I explore and advise enterprises and the developer community on applications of Large Language Models (LLMs).
What's the motivation for your talk at QCon London 2024?
I aim to give builders the intuition of problem-solving with LLMs and going beyond thinking of them as text-in / text-out monoliths.
How would you describe your main persona and target audience for this session?
This talk is accessible to a wide audience. All that's needed is curiosity around large language models.
Is there anything specific that you'd like people to walk away with after watching your session?
Insight into different possible systems to build using LLMs as individual components in a pipeline.
Is there anything interesting that you learned from a previous QCon?

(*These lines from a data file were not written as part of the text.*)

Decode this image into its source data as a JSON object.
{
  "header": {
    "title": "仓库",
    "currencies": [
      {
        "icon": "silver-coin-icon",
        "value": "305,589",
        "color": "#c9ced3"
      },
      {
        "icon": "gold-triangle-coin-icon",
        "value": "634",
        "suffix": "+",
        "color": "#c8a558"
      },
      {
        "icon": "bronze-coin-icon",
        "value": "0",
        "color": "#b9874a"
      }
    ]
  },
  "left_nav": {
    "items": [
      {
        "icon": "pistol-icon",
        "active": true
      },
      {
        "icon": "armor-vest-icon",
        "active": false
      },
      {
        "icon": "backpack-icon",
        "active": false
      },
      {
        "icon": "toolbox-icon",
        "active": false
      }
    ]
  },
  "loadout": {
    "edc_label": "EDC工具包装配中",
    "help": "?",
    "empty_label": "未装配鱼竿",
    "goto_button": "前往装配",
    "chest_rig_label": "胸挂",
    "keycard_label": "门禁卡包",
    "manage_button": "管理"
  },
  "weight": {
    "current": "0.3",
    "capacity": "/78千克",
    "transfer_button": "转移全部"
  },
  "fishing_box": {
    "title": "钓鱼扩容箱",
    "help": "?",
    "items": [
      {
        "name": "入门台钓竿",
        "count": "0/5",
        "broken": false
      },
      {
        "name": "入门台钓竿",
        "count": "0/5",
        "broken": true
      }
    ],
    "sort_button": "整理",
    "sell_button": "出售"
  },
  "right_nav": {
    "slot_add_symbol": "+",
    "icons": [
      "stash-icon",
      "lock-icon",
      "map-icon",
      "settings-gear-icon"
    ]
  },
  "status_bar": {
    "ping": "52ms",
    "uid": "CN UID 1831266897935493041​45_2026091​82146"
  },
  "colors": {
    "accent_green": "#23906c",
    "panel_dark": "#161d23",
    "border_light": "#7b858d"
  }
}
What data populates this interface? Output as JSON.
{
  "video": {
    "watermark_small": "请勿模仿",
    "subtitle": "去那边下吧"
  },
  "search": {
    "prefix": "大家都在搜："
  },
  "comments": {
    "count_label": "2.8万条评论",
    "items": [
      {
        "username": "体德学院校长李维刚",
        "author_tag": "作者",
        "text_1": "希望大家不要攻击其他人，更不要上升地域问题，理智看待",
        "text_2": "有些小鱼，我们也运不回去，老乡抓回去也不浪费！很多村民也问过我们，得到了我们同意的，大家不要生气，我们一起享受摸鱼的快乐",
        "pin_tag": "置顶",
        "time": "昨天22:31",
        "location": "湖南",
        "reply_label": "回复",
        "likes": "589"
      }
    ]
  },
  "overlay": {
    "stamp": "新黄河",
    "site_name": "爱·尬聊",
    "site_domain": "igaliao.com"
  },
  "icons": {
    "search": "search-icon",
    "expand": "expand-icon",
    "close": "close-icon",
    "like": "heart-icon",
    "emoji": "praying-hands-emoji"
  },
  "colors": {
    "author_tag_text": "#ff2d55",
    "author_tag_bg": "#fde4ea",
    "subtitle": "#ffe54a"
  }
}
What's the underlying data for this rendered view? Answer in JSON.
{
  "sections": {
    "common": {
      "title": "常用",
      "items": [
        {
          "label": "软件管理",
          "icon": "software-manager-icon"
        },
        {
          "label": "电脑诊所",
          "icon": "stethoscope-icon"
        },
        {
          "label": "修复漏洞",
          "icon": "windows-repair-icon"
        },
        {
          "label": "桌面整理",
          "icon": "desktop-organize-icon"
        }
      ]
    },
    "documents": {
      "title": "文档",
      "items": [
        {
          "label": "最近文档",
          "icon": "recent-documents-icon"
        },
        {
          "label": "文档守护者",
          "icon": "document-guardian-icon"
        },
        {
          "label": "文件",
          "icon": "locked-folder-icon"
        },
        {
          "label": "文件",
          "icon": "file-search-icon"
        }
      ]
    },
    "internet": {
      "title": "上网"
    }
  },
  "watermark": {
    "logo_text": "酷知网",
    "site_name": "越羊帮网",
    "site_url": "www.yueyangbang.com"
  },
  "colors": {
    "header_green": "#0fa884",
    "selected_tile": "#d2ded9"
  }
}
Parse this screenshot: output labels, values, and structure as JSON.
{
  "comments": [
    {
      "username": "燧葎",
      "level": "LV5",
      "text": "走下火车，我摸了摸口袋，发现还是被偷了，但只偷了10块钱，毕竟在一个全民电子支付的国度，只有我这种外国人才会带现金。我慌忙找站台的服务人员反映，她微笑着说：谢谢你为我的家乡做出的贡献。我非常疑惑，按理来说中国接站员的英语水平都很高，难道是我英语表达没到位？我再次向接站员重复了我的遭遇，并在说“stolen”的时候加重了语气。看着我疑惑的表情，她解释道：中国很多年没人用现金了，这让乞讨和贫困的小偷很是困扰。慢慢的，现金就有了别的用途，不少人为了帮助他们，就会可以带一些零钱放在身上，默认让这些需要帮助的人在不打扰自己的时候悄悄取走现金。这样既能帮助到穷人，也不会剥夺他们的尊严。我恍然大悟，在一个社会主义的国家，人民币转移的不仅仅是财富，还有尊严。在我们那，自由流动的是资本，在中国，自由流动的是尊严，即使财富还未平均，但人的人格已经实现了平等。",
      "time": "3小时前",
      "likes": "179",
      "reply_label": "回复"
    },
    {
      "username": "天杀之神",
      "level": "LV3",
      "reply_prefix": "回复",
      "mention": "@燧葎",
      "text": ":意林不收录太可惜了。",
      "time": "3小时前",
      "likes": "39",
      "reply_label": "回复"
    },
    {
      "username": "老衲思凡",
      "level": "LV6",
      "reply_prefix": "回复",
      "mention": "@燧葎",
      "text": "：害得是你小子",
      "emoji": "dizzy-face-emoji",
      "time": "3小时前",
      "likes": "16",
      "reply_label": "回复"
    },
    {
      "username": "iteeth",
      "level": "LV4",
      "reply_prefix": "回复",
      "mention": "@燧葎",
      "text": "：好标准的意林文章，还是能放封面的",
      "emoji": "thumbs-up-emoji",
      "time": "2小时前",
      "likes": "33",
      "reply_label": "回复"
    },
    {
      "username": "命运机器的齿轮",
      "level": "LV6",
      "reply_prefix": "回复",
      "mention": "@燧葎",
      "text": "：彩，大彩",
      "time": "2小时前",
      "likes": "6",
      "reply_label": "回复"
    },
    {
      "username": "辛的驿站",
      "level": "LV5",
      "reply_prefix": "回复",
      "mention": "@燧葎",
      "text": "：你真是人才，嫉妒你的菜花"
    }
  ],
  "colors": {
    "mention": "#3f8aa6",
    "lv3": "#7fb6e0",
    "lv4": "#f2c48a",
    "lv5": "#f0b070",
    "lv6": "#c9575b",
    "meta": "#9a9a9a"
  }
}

How beautiful a melodica sound with algorithmically generated music in the background is. This is from the session Functional Composition by Chris Ford.
Speaker
Jay Alammar
Director & Engineering Fellow @Cohere & Co-Author of "Hands-On Large Language Models"
Jay is the co-author of Hands-On Large Language Models. Through his blog and YouTube channel, Jay has helped millions of people wrap their heads around complex machine learning topics. Jay harnesses a visual, highly-intuitive presentation style to communicate concepts ranging from the most basic intros to data analysis, interactive intros to neural networks, to dissections of state-of-the-art models in Natural Language Processing.
Jay is Director and Engineering Fellow at Cohere, a leading provider of large language models for text generation, search, and retrieval-augmented generation for the enterprise.